Physiology
Figure B-1. Water flow through a colony.
Each zooid of a colony has an intake vent, but as they merge to make a colony they lose their outer walls and water is discharged from large common exit vents.
Figure B-2. How a zooid eats.
This zooid has recently developed from a “tadpole”. It’s about 1 mm across and has attached to a microscope slide. Water is pumped through the zooid by thousands of beating cilia, too small to be seen here, and is forced through a mucoid net stretched around the inside of the brachial cage. The net is continually produced by the endostyle, a linear array of mucoid producing cells along the side of the cage opposite the exit vent. Along the side of the cage opposite the endostyle, the net is coiled and pulled down into the stomach where the net and all trapped organisms and food fragments are digested.

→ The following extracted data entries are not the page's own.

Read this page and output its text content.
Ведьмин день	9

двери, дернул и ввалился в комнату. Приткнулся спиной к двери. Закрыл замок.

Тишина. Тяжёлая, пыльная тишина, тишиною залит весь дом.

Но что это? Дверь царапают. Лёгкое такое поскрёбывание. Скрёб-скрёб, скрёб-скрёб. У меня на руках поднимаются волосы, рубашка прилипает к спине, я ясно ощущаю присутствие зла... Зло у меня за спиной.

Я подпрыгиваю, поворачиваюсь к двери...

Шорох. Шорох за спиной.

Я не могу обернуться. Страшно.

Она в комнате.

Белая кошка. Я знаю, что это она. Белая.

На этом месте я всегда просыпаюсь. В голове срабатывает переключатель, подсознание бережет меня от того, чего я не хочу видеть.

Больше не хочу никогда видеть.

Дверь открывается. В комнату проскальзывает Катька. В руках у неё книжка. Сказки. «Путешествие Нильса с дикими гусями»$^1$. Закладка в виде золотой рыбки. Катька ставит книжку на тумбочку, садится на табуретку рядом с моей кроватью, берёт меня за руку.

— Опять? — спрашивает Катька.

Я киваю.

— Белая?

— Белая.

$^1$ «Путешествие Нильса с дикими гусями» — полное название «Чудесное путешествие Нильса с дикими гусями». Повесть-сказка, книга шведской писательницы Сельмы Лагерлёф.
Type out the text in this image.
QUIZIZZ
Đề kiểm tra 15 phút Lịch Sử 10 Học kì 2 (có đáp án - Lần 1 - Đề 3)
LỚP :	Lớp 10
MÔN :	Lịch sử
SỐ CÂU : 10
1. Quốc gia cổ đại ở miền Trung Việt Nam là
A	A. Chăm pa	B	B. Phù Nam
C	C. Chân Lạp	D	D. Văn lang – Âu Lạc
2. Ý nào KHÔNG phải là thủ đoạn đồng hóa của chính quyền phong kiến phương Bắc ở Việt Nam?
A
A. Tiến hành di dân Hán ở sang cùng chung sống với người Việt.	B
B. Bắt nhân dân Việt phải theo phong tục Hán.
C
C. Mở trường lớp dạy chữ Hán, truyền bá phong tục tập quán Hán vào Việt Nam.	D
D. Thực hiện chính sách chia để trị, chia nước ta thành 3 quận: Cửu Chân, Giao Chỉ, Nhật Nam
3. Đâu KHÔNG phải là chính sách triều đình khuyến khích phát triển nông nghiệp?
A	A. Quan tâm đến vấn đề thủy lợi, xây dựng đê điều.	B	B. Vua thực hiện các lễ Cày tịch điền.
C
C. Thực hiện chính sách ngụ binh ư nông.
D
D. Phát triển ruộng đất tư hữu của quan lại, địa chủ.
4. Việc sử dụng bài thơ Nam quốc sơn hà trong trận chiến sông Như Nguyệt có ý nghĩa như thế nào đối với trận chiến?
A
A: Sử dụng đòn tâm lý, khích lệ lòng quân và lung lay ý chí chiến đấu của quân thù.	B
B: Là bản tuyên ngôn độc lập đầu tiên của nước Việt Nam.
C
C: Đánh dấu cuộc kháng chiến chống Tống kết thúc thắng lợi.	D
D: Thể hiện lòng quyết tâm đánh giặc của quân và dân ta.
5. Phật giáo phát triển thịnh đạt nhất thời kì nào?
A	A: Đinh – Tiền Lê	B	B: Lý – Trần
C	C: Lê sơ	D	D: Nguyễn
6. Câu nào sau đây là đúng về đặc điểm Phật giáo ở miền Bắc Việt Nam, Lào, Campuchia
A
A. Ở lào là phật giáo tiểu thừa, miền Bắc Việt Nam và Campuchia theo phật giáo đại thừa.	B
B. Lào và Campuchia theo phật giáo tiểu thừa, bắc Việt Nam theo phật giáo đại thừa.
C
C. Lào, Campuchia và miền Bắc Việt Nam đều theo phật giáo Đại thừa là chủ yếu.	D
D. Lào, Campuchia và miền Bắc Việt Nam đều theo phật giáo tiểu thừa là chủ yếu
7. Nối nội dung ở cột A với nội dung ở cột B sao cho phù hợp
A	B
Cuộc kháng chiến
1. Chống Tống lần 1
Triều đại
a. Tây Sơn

Figure B-3. The mucoid feeding net.
The net is very fine, and can’t be resolved by my modest equipment. This image of a net produced by another tunicate was obtained using a scanning electron microscope (SEM), and appears in the book “The Biology of Pelagic Tunicates”, edited by Q. Bone. The small white bar in the lower right corner represents 1 micron (micrometer). Bacterial are typically 1-3 microns in diameter, and the wavelength of light is about 0.5 microns. The net is similar to a spider web, except it has rectangular, not radial symmetry. The tunicate net is fabricated by movements of a linear array of cilia, not by movement of the entire animal, as a spider builds its web.